第10章 正体
「お前の祖父が海軍にいたと聞いた」
アイスコーヒーの入ったグラスをからんと鳴らしながら、スモーカーが尋ねた。
遅めの昼頃、どういう風の吹き回しか、スモーカーに誘われて本部近くの街で軽食をとっていた時のことだ。
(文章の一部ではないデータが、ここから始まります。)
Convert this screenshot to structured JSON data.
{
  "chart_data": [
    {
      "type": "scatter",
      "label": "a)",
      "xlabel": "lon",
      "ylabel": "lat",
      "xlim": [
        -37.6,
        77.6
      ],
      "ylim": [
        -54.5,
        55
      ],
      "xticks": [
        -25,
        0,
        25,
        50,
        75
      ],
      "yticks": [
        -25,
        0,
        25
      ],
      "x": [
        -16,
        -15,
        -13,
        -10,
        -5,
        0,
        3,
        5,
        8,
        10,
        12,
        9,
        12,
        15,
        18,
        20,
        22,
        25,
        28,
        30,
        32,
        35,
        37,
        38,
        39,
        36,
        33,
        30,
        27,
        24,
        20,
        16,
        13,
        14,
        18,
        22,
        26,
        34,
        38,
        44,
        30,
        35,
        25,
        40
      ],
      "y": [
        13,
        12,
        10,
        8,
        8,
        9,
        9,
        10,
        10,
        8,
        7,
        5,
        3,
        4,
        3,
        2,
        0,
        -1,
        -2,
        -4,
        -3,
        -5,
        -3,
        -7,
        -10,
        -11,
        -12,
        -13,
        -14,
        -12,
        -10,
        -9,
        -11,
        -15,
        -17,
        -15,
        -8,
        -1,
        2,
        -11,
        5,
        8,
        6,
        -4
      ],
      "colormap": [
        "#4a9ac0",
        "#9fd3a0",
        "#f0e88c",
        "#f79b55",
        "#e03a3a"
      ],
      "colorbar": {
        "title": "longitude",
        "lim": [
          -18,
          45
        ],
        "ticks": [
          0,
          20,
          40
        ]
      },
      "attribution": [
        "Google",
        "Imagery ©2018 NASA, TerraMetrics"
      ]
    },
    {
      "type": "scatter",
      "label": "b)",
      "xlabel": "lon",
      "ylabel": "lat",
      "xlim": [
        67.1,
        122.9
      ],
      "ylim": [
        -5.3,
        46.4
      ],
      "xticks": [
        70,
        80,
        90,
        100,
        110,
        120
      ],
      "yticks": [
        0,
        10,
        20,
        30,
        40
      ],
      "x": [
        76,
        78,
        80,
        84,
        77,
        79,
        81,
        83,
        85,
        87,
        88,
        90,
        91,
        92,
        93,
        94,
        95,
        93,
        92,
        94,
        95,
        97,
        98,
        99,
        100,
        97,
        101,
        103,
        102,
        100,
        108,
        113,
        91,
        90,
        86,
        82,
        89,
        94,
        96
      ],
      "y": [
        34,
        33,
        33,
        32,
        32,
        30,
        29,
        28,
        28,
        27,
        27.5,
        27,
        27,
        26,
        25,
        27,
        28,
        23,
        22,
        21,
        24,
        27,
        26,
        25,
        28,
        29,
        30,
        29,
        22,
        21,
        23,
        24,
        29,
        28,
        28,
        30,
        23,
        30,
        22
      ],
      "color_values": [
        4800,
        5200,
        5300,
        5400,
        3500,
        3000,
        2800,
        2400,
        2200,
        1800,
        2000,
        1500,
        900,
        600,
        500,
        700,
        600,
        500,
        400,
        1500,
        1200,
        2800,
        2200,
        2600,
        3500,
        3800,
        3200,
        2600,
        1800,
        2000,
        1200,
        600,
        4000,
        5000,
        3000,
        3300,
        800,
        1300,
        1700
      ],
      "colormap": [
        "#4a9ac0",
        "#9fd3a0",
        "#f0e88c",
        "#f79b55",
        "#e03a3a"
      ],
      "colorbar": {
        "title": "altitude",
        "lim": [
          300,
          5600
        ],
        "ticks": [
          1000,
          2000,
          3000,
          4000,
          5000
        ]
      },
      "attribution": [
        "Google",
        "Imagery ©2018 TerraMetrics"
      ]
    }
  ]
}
店内は閑散としていて、海風の心地良いテラス席は私たち以外誰もいない。
急に連れ出して何かと思いきや、上司にでも聞いたのだろうか。
海軍の上層部なら、知っていてもおかしくはないことだ。
「あぁ、海軍本部の中将だった。私が生まれた頃には退役していたがな。それがどうかしたか?」
「…優れた双剣使いだったと聞いているが、龍騎士だったという情報はない」
私もアイスティーの氷を泳がせながら、目線をスモーカーに向ける。
「そうだ。龍騎士らしさが現れたのは、これまでに私だけだからだ」
「何?」
「私以外の血縁者は龍騎士の血をごく薄く引いただけの、ただの人間だ」
私たちは先祖代々、龍族の末裔である話をされてきたそうだ。
とは言っても、子供に読み聞かせをする寓話の一つに、ご先祖様の昔話が含まれていた程度だ。
真偽どころかそもそも情報量が少なく、詳細を知る術すらなかった。
祖父が亡くなる直前、龍騎士の情報が海軍本部にあると、やっと私に言い残したのだった。
そうして辿りついたのが、スモーカーから聞き出した海軍の資料室。
あの手この手で何とか侵入した極秘資料保管庫で、やっと見つけた古い書物。
その中に綴られた、オラハの学者による「種族系統樹とその歴史に関する論文」の某一節、龍族。